Há dias, uma conhecida confidenciou-me que apenas não se separa do marido porque não quer perder o conceito de família que proporciona, há cinco anos, à sua única filha. E, enquanto ela me relatava a miséria emocional em que se sente viver, eu dei por mim a pensar: fará sentido hipotecar a nossa vida em prol de conceitos que se revelam verdadeiras utopias?

Não se pense que não entendo a dúvida. Entendo e já a senti na pele. Houve também uma fase da minha vida em que questionei se faria sentido terminar o meu casamento, já que tinha quatro filhos e uma vida familiar harmoniosa e tranquila. Na altura, este foi um tema muito discutido em casa, com quem de direito e com os meus amigos mais próximos. Li muitos livros, ouvi demasiados testemunhos, falei tremendamente com o meu coração. E com a minha cabeça. Mas sempre acreditei na velha máxima de que “pais felizes fazem crianças mais felizes”. Mesmo que isso aconteça com eles, os progenitores, separados.

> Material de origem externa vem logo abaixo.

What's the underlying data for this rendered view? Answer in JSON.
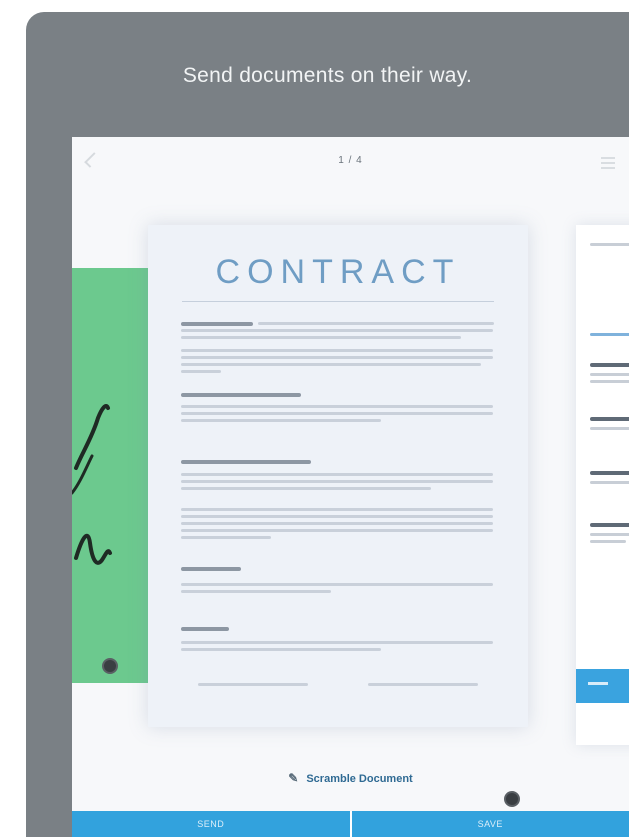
{
  "headline": "Send documents on their way.",
  "topbar": {
    "page_indicator": "1 / 4",
    "back_icon": "chevron-left-icon",
    "menu_icon": "menu-icon"
  },
  "document": {
    "title": "CONTRACT"
  },
  "scramble": {
    "icon": "pencil-icon",
    "label": "Scramble Document"
  },
  "bottom_bar": {
    "left_label": "SEND",
    "right_label": "SAVE"
  },
  "colors": {
    "frame": "#7a8085",
    "accent": "#32a2dd",
    "green_page": "#6cc98e",
    "contract_title": "#6f9dc4"
  }
}
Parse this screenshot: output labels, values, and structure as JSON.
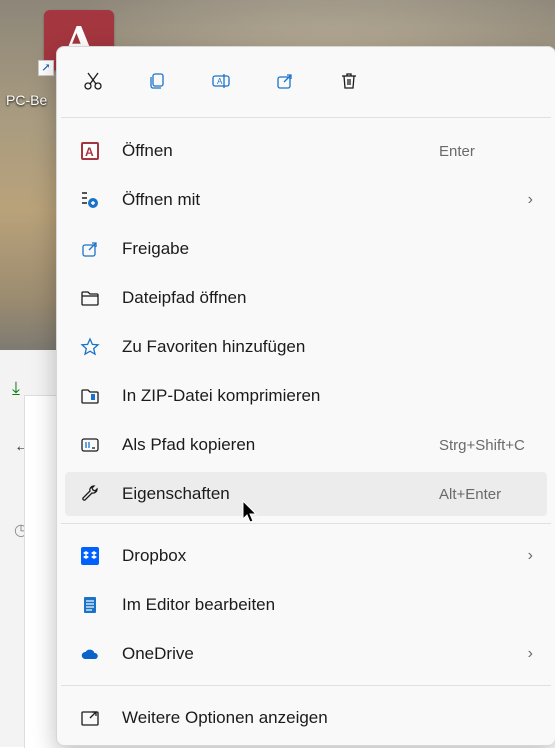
{
  "desktop": {
    "shortcut_label": "PC-Be",
    "shortcut_icon_letter": "A"
  },
  "toolbar": {
    "actions": [
      {
        "name": "cut",
        "icon": "scissors-icon"
      },
      {
        "name": "copy",
        "icon": "copy-icon"
      },
      {
        "name": "rename",
        "icon": "rename-icon"
      },
      {
        "name": "share",
        "icon": "share-icon"
      },
      {
        "name": "delete",
        "icon": "trash-icon"
      }
    ]
  },
  "menu": {
    "items": [
      {
        "label": "Öffnen",
        "shortcut": "Enter",
        "icon": "access-app-icon"
      },
      {
        "label": "Öffnen mit",
        "has_submenu": true,
        "icon": "open-with-icon"
      },
      {
        "label": "Freigabe",
        "icon": "share-icon"
      },
      {
        "label": "Dateipfad öffnen",
        "icon": "folder-icon"
      },
      {
        "label": "Zu Favoriten hinzufügen",
        "icon": "star-icon"
      },
      {
        "label": "In ZIP-Datei komprimieren",
        "icon": "zip-folder-icon"
      },
      {
        "label": "Als Pfad kopieren",
        "shortcut": "Strg+Shift+C",
        "icon": "copy-path-icon"
      },
      {
        "label": "Eigenschaften",
        "shortcut": "Alt+Enter",
        "icon": "wrench-icon",
        "hovered": true
      },
      {
        "label": "Dropbox",
        "has_submenu": true,
        "icon": "dropbox-icon"
      },
      {
        "label": "Im Editor bearbeiten",
        "icon": "notepad-icon"
      },
      {
        "label": "OneDrive",
        "has_submenu": true,
        "icon": "onedrive-icon"
      },
      {
        "label": "Weitere Optionen anzeigen",
        "icon": "more-options-icon"
      }
    ],
    "chevron": "›"
  },
  "colors": {
    "menu_bg": "#f9f9f9",
    "hover_bg": "#ececec",
    "accent_blue": "#1a73c8",
    "access_red": "#a4363f"
  }
}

A vida não tem fórmulas. Aquilo que me serve pode ser totalmente despropositado para o meu vizinho do lado. Mas confesso que me faz alguma confusão saber que se adia a felicidade na crença de que, mantendo algo que não se quer, se vai garantir mais harmonia às crianças.

E se não se garantir? E se, nisto, o tempo se arrastar até que eles sejam adultos e saiam de casa, deixando-nos, então, numa vida que concluímos finalmente não nos servir? Mas numa idade em que parece muito mais difícil decidir e fazer qualquer mudança?

Começar de novo pode não ser fácil. Abandonar aquilo que já conhecemos pode revelar-se uma tarefa hercúlea, sobretudo quando a decisão envolve uma série de intervenientes que, sem ter voto na matéria, são arrastados para uma nova vida que não escolheram. Mas será preferível acomodarmo-nos ao que não nos traz felicidade, adiando – muitas vezes “até sempre” – a possibilidade de nos sentirmos bem na vida e na nossa pele?

Tive a enorme bênção de nascer numa família estruturada e de duas pessoas que ainda hoje trocam beijos escondidos pelos cantos da casa. E talvez seja por isso mesmo que, acreditando no amor (e na felicidade que ele nos pode oferecer), não consigo conceber menos que isto: a manutenção de apenas aquilo que nos faça realmente felizes.

Os meus “amores pequenos” são filhos de pais separados. Mas também são filhos de pais felizes. De pais que, apesar das diferenças e dos desacordos que os levaram a seguir caminhos diferentes, aprenderam que a felicidade tem muitas bifurcações e que são precisamente as dificuldades - ou as tomadas de decisão mais complexas - que nos tornam mais completos. Mais nós.